I am a software engineer at Argonne National Lab working at the intersection of large-scale simulation and applied AI. In the Modeling and Analytics group I architect high-fidelity transportation and logistics models, and I build AI tooling and agentic harnesses that accelerate the researchers who use them. I also contribute to autonomous discovery efforts that ground agents for scientific hypothesis generation, robotic experimentation, and high-performance computing for analyzing results. Separately, I collaborate with the Fuels and Materials Analysis group on next-generation life cycle analysis (LCA) software.

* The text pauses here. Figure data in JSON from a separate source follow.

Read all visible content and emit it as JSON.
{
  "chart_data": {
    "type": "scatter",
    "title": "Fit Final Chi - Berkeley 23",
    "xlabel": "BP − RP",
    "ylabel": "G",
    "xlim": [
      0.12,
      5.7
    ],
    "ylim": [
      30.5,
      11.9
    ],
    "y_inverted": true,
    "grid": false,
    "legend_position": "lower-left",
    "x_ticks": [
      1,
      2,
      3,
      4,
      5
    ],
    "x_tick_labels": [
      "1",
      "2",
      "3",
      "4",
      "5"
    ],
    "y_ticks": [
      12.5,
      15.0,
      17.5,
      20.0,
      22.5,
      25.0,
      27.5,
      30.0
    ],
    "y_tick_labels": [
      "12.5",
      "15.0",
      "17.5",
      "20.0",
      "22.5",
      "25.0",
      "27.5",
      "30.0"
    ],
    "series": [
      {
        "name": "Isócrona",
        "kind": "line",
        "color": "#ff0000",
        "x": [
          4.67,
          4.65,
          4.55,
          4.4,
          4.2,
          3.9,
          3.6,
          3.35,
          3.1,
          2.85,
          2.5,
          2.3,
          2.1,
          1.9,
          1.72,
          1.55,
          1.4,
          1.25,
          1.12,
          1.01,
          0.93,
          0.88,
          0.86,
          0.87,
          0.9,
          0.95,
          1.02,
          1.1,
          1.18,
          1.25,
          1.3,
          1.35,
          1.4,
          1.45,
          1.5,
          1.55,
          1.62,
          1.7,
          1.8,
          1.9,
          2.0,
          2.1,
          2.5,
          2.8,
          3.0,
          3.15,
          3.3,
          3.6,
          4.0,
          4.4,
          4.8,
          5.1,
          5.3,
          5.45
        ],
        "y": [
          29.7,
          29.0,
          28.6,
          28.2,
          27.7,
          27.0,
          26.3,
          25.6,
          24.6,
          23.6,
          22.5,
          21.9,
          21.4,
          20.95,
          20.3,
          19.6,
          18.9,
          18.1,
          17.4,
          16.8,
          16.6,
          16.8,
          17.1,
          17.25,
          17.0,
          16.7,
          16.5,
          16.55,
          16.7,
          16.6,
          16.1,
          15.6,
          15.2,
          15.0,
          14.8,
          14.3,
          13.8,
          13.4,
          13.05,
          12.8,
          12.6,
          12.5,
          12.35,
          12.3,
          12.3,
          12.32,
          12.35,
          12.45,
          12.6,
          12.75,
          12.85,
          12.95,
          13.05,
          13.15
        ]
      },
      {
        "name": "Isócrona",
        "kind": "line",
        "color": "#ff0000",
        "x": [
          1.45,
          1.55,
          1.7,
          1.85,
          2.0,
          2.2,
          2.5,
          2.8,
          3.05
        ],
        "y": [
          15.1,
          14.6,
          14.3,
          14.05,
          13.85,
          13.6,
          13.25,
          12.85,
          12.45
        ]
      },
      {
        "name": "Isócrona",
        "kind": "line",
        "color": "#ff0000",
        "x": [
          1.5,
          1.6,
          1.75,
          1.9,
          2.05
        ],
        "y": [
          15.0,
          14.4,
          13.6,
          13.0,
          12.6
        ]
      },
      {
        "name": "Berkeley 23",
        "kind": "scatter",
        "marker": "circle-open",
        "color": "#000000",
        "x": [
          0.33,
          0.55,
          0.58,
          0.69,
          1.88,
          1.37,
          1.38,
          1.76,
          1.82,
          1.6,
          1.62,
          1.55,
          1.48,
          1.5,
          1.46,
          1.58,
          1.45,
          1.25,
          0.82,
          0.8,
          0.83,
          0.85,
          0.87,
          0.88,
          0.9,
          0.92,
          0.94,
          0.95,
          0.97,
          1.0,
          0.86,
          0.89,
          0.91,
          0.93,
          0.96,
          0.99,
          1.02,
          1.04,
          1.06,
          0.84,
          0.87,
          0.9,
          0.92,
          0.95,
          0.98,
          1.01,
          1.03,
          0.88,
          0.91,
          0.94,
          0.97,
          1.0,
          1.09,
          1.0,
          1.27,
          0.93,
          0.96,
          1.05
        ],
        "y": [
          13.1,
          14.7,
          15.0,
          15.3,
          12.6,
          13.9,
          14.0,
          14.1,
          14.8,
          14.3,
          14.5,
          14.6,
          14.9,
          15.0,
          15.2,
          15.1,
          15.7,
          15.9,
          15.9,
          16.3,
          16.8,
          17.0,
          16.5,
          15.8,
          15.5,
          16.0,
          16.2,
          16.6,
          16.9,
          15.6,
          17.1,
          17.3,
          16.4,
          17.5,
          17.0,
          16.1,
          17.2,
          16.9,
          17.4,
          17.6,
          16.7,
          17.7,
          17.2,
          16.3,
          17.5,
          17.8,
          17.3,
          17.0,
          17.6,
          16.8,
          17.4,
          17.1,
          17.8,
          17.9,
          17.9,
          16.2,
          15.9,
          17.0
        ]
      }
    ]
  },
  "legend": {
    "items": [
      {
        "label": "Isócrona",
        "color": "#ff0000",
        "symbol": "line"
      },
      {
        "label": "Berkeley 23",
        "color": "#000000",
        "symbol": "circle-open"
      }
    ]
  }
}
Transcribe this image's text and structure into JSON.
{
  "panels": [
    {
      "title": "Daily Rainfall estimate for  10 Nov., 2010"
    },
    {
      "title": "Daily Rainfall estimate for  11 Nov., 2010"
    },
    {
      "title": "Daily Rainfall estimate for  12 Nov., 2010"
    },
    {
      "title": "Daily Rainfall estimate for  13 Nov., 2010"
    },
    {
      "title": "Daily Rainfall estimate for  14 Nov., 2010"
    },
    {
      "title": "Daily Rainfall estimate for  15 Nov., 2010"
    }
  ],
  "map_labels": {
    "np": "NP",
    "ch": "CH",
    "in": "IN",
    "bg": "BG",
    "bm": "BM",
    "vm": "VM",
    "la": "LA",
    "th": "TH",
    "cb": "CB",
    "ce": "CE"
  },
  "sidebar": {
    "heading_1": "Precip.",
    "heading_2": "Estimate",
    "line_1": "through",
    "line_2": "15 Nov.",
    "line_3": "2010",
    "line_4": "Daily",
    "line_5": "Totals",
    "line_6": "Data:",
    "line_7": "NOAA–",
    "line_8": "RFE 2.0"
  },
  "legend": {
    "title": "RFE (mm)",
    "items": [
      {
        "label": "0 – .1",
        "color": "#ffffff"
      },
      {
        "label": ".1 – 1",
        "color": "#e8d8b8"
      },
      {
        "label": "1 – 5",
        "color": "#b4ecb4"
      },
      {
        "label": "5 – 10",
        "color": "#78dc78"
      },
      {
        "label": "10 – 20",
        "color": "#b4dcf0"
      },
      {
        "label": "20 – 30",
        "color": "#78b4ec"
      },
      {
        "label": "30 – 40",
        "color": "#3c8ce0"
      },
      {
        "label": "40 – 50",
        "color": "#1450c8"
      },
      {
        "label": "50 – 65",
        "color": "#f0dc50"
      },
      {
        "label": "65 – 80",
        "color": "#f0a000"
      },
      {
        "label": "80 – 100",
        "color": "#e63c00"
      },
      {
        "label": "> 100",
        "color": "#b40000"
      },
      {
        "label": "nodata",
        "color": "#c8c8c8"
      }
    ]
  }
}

I also serve as the AI Representative for the Strategic Security Sciences division — authoring the Division's first AI training module, advising researchers across all three SSS departments on LLM harnesses, agentic IDE workflows, and multimodal data extraction, and acting as the primary point of contact for over 100 researchers on AI initiatives at Argonne National Laboratory.
My research interests lie at the intersection of agentic AI, applied LLM engineering, and the mathematical analysis, modeling, and simulation of multimodal transportation systems. I'm particularly interested in building secure software that is useful, useable, and used.
August 2019 - May 2024
I completed my Ph.D. in Mathematics at the University of South Carolina. My advisor was Dr. Changhui Tan. During my time at USC I was supported by the DASIV center and RTG grant. I co-founded and organized the ACM Student Seminar. My dissertation concerned the well-posedness of hyperbolic conservation laws arising from traffic flow.
August 2013 - May 2018
I completed my undergraduate degree in mathematics at Purdue University. I also earned a minor in philosophy. I was involved in several organizations, including residence life, where I worked as an RA and later in a supervisory role for a team of RA's. I was also involved in the Social Cognition of Social Justice psychology lab headed by Dr. Erin Hennes. I contributed to a publication regarding misinformation and system-justification.